提供:キンドリルジャパン株式会社

増田 博史

サイバーセキュリティは社会貢献

Hiroshi Masuda
キンドリルジャパン株式会社
セキュリティ&レジリエンシー事業部長

世界規模で強大になる
ブラックマーケット

サイバーセキュリティは自社の問題ではなく社会の問題である。そう私は思います。

今や説明の必要もないほど、サイバー脅威の問題を私たちは日々目の当たりにしています。私は20年以上セキュリティの分野に従事していますが、以前は、ここまで深刻な問題になるとは考えていませんでした。

サイバー脅威を支えるブラックマーケットは世界規模に広がり、強大なエコシステムやサプライチェーンを築いています。メールアドレスやパスワード、所属する組織や人間関係なども含めて企業や個人の情報は売買され、様々な対策にも関わらず、個人のメールアドレスに不審なメールが当たり前のように届くのです。サイバー戦争と言われ、サプライチェーン全体や全世界に被害が拡大しており、企業や組織単位の枠を超えた社会問題になっています。

しかし残念なことに、多くが従来のままの発想で、自社の範囲でリスクを検討し、そのための対策を続けています。ブラックマーケット側の方が、よほどうまく助け合って成長しています。自身のためだけではなく、社会的使命として取り組む意識を持つべきです。

サイバー脅威は「人災」、
皆で取り組み明るい未来を

サイバーセキュリティの一番の課題は、セキュリティ投資や対策がどれくらい必要なのかが判断しづらいことです。そうなる原因の1つに、サイバーセキュリティ対策とサイバー脅威は、いたちごっこと言われ、どんな対策を講じてもそれを上回る攻撃や不正な手法が新たに出てくるという現状があるからです。しかし終わりのない戦いではなく、必ず限りはあります。
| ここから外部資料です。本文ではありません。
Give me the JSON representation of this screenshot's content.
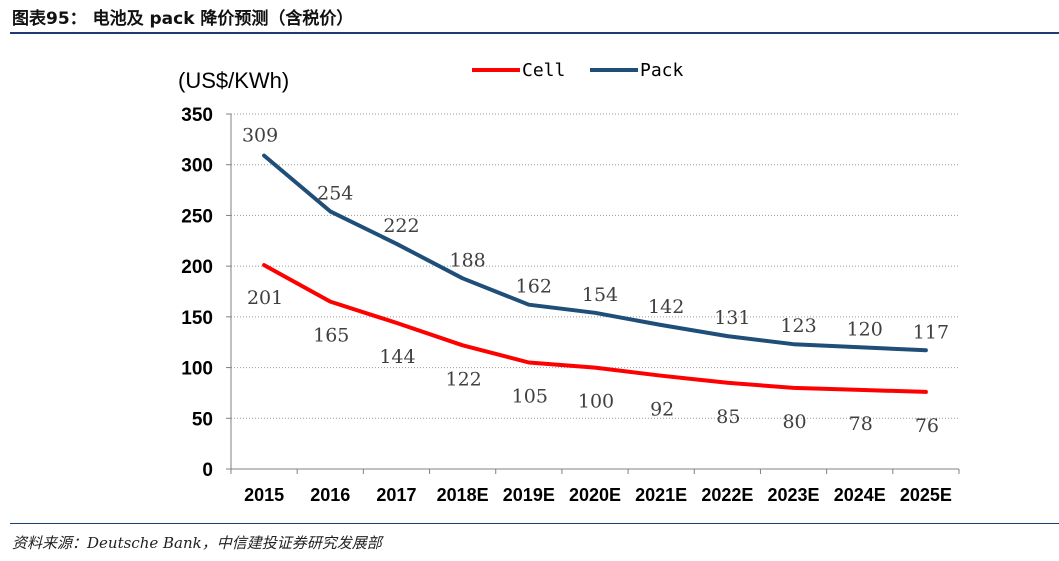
{
  "figure": {
    "title": "图表95：   电池及 pack 降价预测（含税价）",
    "source": "资料来源：Deutsche Bank，中信建投证券研究发展部"
  },
  "chart_data": {
    "type": "line",
    "ylabel": "(US$/KWh)",
    "ylim": [
      0,
      350
    ],
    "yticks": [
      0,
      50,
      100,
      150,
      200,
      250,
      300,
      350
    ],
    "categories": [
      "2015",
      "2016",
      "2017",
      "2018E",
      "2019E",
      "2020E",
      "2021E",
      "2022E",
      "2023E",
      "2024E",
      "2025E"
    ],
    "grid": true,
    "legend_position": "top-center",
    "series": [
      {
        "name": "Cell",
        "color": "#ff0000",
        "values": [
          201,
          165,
          144,
          122,
          105,
          100,
          92,
          85,
          80,
          78,
          76
        ]
      },
      {
        "name": "Pack",
        "color": "#1f4e79",
        "values": [
          309,
          254,
          222,
          188,
          162,
          154,
          142,
          131,
          123,
          120,
          117
        ]
      }
    ]
  }
}
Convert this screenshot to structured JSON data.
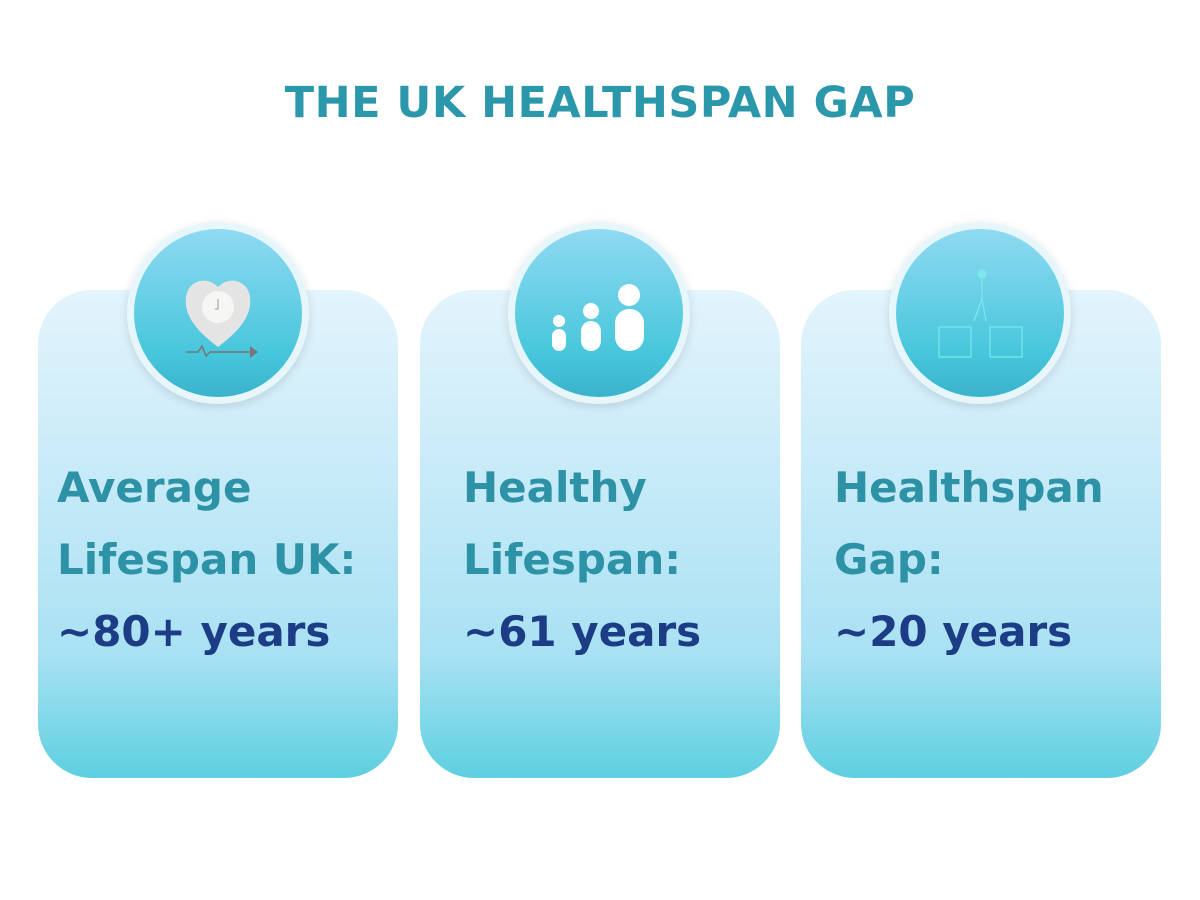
{
  "title": "THE UK HEALTHSPAN GAP",
  "cards": [
    {
      "icon": "heart-clock-icon",
      "line1": "Average",
      "line2": "Lifespan UK:",
      "value": "~80+ years"
    },
    {
      "icon": "family-icon",
      "line1": "Healthy",
      "line2": "Lifespan:",
      "value": "~61 years"
    },
    {
      "icon": "gap-walker-icon",
      "line1": "Healthspan",
      "line2": "Gap:",
      "value": "~20 years"
    }
  ],
  "colors": {
    "title": "#2b97aa",
    "label": "#2d92a6",
    "value": "#1d3c86",
    "card": "#c6eaf8"
  }
}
なぜなら、サイバーの脅威は、サイバーや技術の問題だけではなく「人災」、つまり、ホワイトマーケット(私たち)とブラックマーケットとの間の、人やリソースのパワーバランスが大きな鍵を握っているからです。ある一定のところまでセキュリティ投資や対策が増加すると、攻撃者側よりも防御側の私たちの方が優勢になる分岐点が必ずあります。

各国の法整備、セキュリティの投資や人材の雇用、教育、地政学的な問題など、容易ではないと思いますが、皆が、サイバー脅威を社会問題として認識し、自社のためだけでなく社会貢献のためという意識でサイバーセキュリティに取り組めば、将来、安全なサイバーの時代が来ると信じています。

将来の歴史の教科書に、昔はサイバーセキュリティの問題があったんだと「昔話」で記載されるように、引き続き、私自身も世界中の「セキュリティ人」と協力しあい、多くの人の意識を変えられるように尽力していきたいと思います。